Но мне не раз доводилось слышать, как она произносила:
— Уж коль впустили, то нужно дать хотя б какой-то угол! И у дворовой собаки есть
конура. Лучше б не впускали, если так...
Странно, но там, в кабинете столь влиятельного и прославленного в те годы
писателя, автора романа На Востоке, в котором поет осанну Сталину,— она не
доказывает своего права на жилплощадь в Москве, на какие-то жалкие метры, чтобы
было где поставить стол и две койки, чтобы была крыша над головой!
Что ей мешает? Гордость и робость — родные сестры... Это?! Или ее пленяет,
завораживает галантное обращение Павленко?
Но спустя день или два она будет доказывать это свое бесправное право на Москву
Меркурьевой, старой, беспомощной, которая уже и вовсе ничем помочь не может!
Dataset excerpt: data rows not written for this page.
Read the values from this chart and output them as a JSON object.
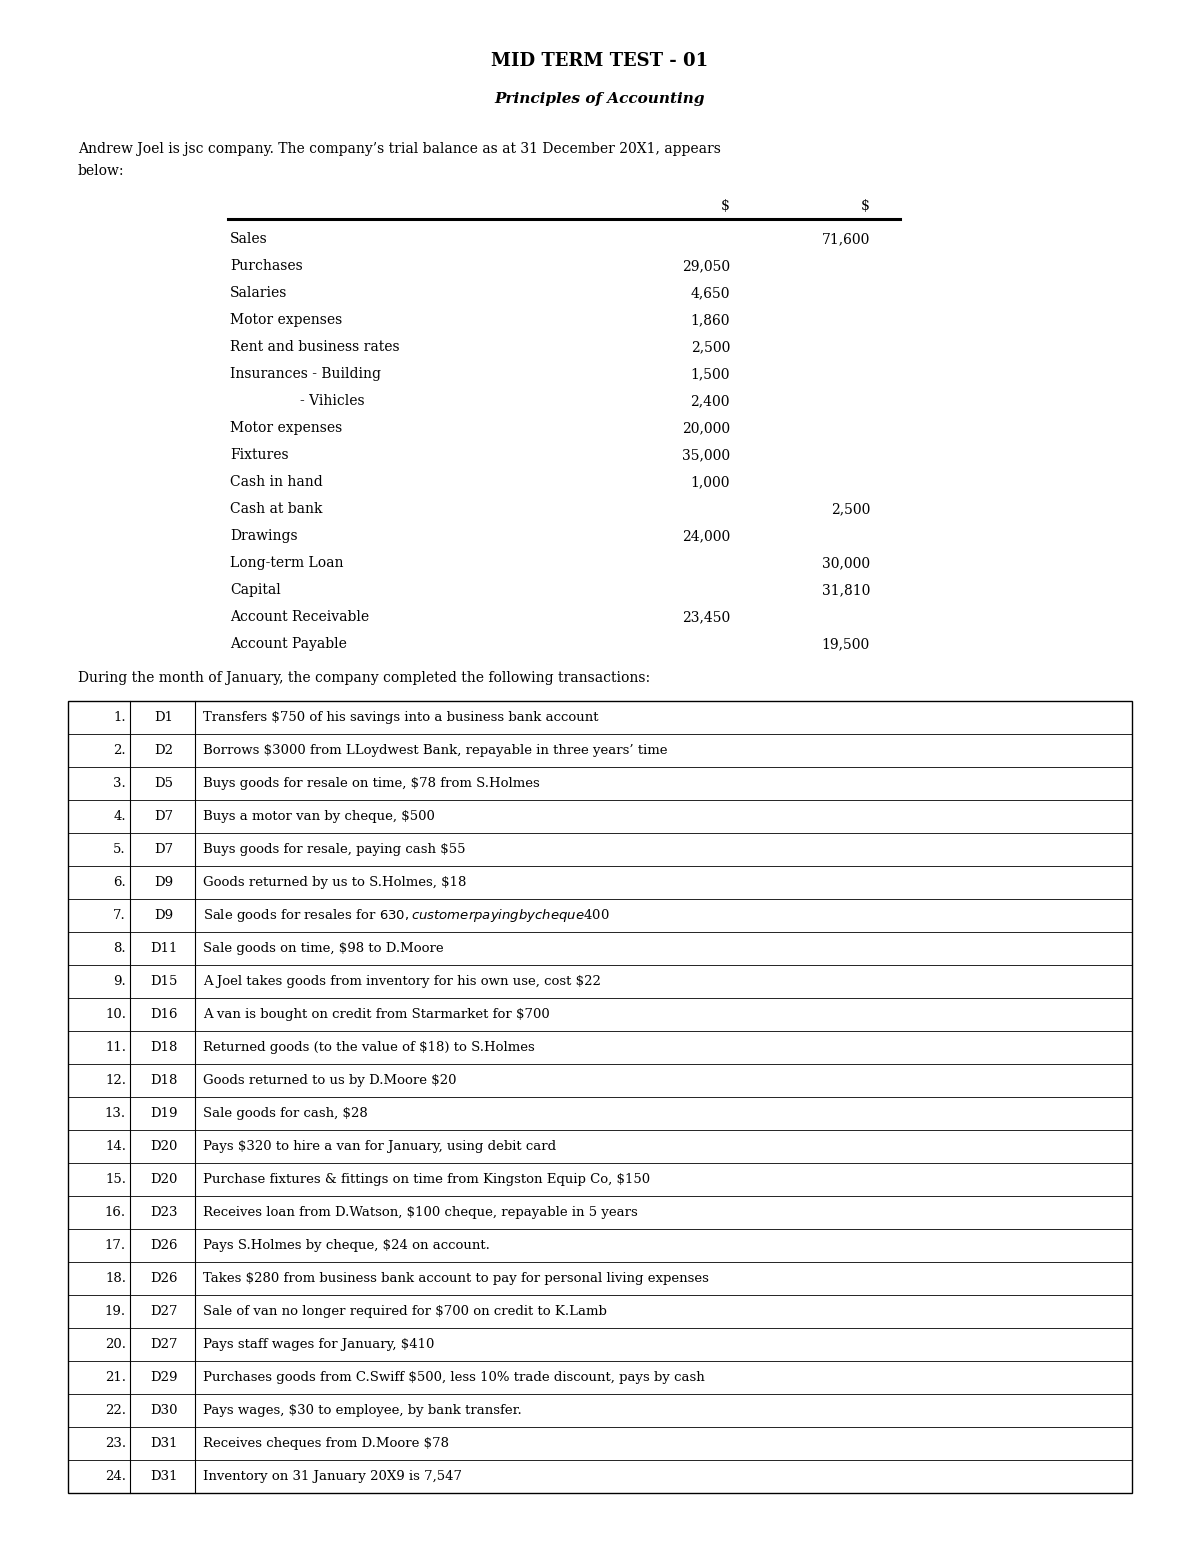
{
  "title": "MID TERM TEST - 01",
  "subtitle": "Principles of Accounting",
  "intro_line1": "Andrew Joel is jsc company. The company’s trial balance as at 31 December 20X1, appears",
  "intro_line2": "below:",
  "trial_balance": {
    "col1_header": "$",
    "col2_header": "$",
    "rows": [
      {
        "label": "Sales",
        "indent": 0,
        "dr": "",
        "cr": "71,600"
      },
      {
        "label": "Purchases",
        "indent": 0,
        "dr": "29,050",
        "cr": ""
      },
      {
        "label": "Salaries",
        "indent": 0,
        "dr": "4,650",
        "cr": ""
      },
      {
        "label": "Motor expenses",
        "indent": 0,
        "dr": "1,860",
        "cr": ""
      },
      {
        "label": "Rent and business rates",
        "indent": 0,
        "dr": "2,500",
        "cr": ""
      },
      {
        "label": "Insurances - Building",
        "indent": 0,
        "dr": "1,500",
        "cr": ""
      },
      {
        "label": "- Vihicles",
        "indent": 1,
        "dr": "2,400",
        "cr": ""
      },
      {
        "label": "Motor expenses",
        "indent": 0,
        "dr": "20,000",
        "cr": ""
      },
      {
        "label": "Fixtures",
        "indent": 0,
        "dr": "35,000",
        "cr": ""
      },
      {
        "label": "Cash in hand",
        "indent": 0,
        "dr": "1,000",
        "cr": ""
      },
      {
        "label": "Cash at bank",
        "indent": 0,
        "dr": "",
        "cr": "2,500"
      },
      {
        "label": "Drawings",
        "indent": 0,
        "dr": "24,000",
        "cr": ""
      },
      {
        "label": "Long-term Loan",
        "indent": 0,
        "dr": "",
        "cr": "30,000"
      },
      {
        "label": "Capital",
        "indent": 0,
        "dr": "",
        "cr": "31,810"
      },
      {
        "label": "Account Receivable",
        "indent": 0,
        "dr": "23,450",
        "cr": ""
      },
      {
        "label": "Account Payable",
        "indent": 0,
        "dr": "",
        "cr": "19,500"
      }
    ]
  },
  "transition_text": "During the month of January, the company completed the following transactions:",
  "transactions": [
    {
      "no": "1.",
      "day": "D1",
      "desc": "Transfers $750 of his savings into a business bank account"
    },
    {
      "no": "2.",
      "day": "D2",
      "desc": "Borrows $3000 from LLoydwest Bank, repayable in three years’ time"
    },
    {
      "no": "3.",
      "day": "D5",
      "desc": "Buys goods for resale on time, $78 from S.Holmes"
    },
    {
      "no": "4.",
      "day": "D7",
      "desc": "Buys a motor van by cheque, $500"
    },
    {
      "no": "5.",
      "day": "D7",
      "desc": "Buys goods for resale, paying cash $55"
    },
    {
      "no": "6.",
      "day": "D9",
      "desc": "Goods returned by us to S.Holmes, $18"
    },
    {
      "no": "7.",
      "day": "D9",
      "desc": "Sale goods for resales for $630, customer paying by cheque $400"
    },
    {
      "no": "8.",
      "day": "D11",
      "desc": "Sale goods on time, $98 to D.Moore"
    },
    {
      "no": "9.",
      "day": "D15",
      "desc": "A Joel takes goods from inventory for his own use, cost $22"
    },
    {
      "no": "10.",
      "day": "D16",
      "desc": "A van is bought on credit from Starmarket for $700"
    },
    {
      "no": "11.",
      "day": "D18",
      "desc": "Returned goods (to the value of $18) to S.Holmes"
    },
    {
      "no": "12.",
      "day": "D18",
      "desc": "Goods returned to us by D.Moore $20"
    },
    {
      "no": "13.",
      "day": "D19",
      "desc": "Sale goods for cash, $28"
    },
    {
      "no": "14.",
      "day": "D20",
      "desc": "Pays $320 to hire a van for January, using debit card"
    },
    {
      "no": "15.",
      "day": "D20",
      "desc": "Purchase fixtures & fittings on time from Kingston Equip Co, $150"
    },
    {
      "no": "16.",
      "day": "D23",
      "desc": "Receives loan from D.Watson, $100 cheque, repayable in 5 years"
    },
    {
      "no": "17.",
      "day": "D26",
      "desc": "Pays S.Holmes by cheque, $24 on account."
    },
    {
      "no": "18.",
      "day": "D26",
      "desc": "Takes $280 from business bank account to pay for personal living expenses"
    },
    {
      "no": "19.",
      "day": "D27",
      "desc": "Sale of van no longer required for $700 on credit to K.Lamb"
    },
    {
      "no": "20.",
      "day": "D27",
      "desc": "Pays staff wages for January, $410"
    },
    {
      "no": "21.",
      "day": "D29",
      "desc": "Purchases goods from C.Swiff $500, less 10% trade discount, pays by cash"
    },
    {
      "no": "22.",
      "day": "D30",
      "desc": "Pays wages, $30 to employee, by bank transfer."
    },
    {
      "no": "23.",
      "day": "D31",
      "desc": "Receives cheques from D.Moore $78"
    },
    {
      "no": "24.",
      "day": "D31",
      "desc": "Inventory on 31 January 20X9 is 7,547"
    }
  ],
  "bg_color": "#ffffff",
  "text_color": "#000000",
  "font_family": "DejaVu Serif",
  "title_fontsize": 13,
  "subtitle_fontsize": 11,
  "body_fontsize": 10,
  "table_fontsize": 9.5
}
Когда-то она писала стихи, теперь подрабатывает переводами и проводит лето на
травке
в селе Черкизово.
Приведу сначала письмо самой Меркурьевой, на которое отвечает Марина Ивановна:
Ст. Пески-Коломенские Ленинск, жел. дор. село Черкизово, погост Старки д.
Корнеевой. 24.VIII.40
Марина Ивановна, дорогая, посылаю с надежным человеком Вашу — невольно
задержанную — книгу.
Какой я Вас в ней увидела. Вы доталкиваетесь, добираетесь, с усилиями, сквозь
толщу препятствий, загородок — к чему-то очень своему, близкому, глубокому,
далекому. Вы не верите, что не пускают — и стучитесь, доверчиво и безнадежно в
то же время. Трудно писать о таком, говорить

легче, хотя нелегко тоже. Вы — одна из труднейших, потому что пытаетесь тронуть
что-то не только за поверхностью, но и до, что-то первичное, до сознания. Жаль,
не приехали Вы сюда, здесь можно лежать — на припеке, а то в тени — и урывками
сказать настоящее слово. А теперь уже поздно, да?
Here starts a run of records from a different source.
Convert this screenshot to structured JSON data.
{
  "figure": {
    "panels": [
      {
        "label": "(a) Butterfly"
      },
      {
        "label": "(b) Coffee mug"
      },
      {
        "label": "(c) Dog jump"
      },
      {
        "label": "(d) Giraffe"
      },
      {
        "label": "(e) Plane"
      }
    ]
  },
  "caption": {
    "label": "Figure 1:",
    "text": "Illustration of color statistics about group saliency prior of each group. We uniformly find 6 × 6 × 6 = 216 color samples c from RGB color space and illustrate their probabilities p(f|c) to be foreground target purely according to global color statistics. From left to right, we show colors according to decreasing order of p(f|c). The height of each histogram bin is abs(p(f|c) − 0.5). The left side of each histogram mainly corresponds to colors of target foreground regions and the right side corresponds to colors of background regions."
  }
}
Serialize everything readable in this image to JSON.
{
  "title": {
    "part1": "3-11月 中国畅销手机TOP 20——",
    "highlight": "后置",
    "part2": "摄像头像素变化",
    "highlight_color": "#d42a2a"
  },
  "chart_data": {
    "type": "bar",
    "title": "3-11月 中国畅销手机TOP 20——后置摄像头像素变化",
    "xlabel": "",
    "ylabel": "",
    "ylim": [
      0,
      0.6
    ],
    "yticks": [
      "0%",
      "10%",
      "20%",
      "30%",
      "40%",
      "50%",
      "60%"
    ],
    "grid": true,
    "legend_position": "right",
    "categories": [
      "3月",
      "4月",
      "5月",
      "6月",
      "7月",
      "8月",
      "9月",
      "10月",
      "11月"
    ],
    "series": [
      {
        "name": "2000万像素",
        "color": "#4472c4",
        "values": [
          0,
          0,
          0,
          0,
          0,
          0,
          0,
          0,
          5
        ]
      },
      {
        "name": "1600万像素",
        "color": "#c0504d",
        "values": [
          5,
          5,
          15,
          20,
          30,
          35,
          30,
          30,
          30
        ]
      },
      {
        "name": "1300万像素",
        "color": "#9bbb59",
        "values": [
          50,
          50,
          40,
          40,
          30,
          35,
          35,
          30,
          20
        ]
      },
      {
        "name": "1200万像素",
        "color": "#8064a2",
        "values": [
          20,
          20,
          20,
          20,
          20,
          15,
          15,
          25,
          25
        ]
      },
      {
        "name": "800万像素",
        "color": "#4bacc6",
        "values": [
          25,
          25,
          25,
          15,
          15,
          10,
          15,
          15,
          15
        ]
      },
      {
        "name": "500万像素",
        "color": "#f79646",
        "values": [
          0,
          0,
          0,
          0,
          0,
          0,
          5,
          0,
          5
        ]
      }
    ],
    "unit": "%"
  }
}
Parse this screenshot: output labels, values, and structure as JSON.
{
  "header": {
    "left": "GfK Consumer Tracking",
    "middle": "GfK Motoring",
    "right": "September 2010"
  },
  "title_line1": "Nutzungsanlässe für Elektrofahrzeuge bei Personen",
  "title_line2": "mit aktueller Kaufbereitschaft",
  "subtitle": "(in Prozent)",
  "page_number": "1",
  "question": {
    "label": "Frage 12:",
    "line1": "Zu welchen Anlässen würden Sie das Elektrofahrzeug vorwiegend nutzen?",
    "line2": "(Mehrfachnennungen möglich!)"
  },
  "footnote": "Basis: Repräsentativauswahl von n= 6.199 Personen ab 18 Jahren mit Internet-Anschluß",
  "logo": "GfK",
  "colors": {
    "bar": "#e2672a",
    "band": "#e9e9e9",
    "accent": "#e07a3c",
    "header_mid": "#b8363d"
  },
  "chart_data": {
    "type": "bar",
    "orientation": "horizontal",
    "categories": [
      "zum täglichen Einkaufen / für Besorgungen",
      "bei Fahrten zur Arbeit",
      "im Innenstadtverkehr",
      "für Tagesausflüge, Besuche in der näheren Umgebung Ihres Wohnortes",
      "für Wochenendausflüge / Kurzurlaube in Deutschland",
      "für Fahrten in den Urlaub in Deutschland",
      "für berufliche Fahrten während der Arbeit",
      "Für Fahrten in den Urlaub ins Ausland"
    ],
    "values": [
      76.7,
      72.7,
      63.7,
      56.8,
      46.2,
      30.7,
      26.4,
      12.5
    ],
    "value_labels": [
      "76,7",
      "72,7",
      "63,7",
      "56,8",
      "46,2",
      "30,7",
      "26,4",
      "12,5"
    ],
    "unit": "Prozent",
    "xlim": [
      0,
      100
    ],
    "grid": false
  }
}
Как у Вас с квартирой? Вещи пришли — хорошо, но не вовремя,— куда их уставлять!
Все-таки Вы где-то помещаетесь, не теряйтесь же, сообщите мне адрес. Пока
направляю к Вам с'этим по старому адресу соб. приятельницу — Нину Павловну
Збруеву, хорошую женщину, мож. быть, она Вам сможет в чем-нибудь помочь. В ее
добром желании можно не сомневаться.
Мы здесь живем на травке, я почти не двигаюсь, Инна Григорьевна мало, она все
прибаливает. Но здесь, на чистом воздухе и в тишине, болезни легче выносятся,
дурные настроения тоже; они как-то растворяются в окружении мирной природы и
домашних зверей. Останемся здесь — я до конца сентября, если позволит осень,
Кочетковы — дольше, до холодов, иногда до снега. По приезде увидимся — надеюсь,
немедленно. Инна Григ, шлет Вам и Муру, неотделимому от Вас, привет. Александр
Серг. еще в Кисловодске, ждем его в начале сентября. Я рада, что Вы их узнали —
рада за них.
До свидания, Марина — чудесное имя.
Ваша Вера Мерк. Москва, 31-го августа 1940 г. Дорогая Вера Александровна,
Книжка и письмо дошли, но меня к сожалению не было дома, так что я Вашей
приятельницы не видела. Жаль. Для меня нет чужих: я с каждым — с конца, как во
сне, где нет времени на предварительность.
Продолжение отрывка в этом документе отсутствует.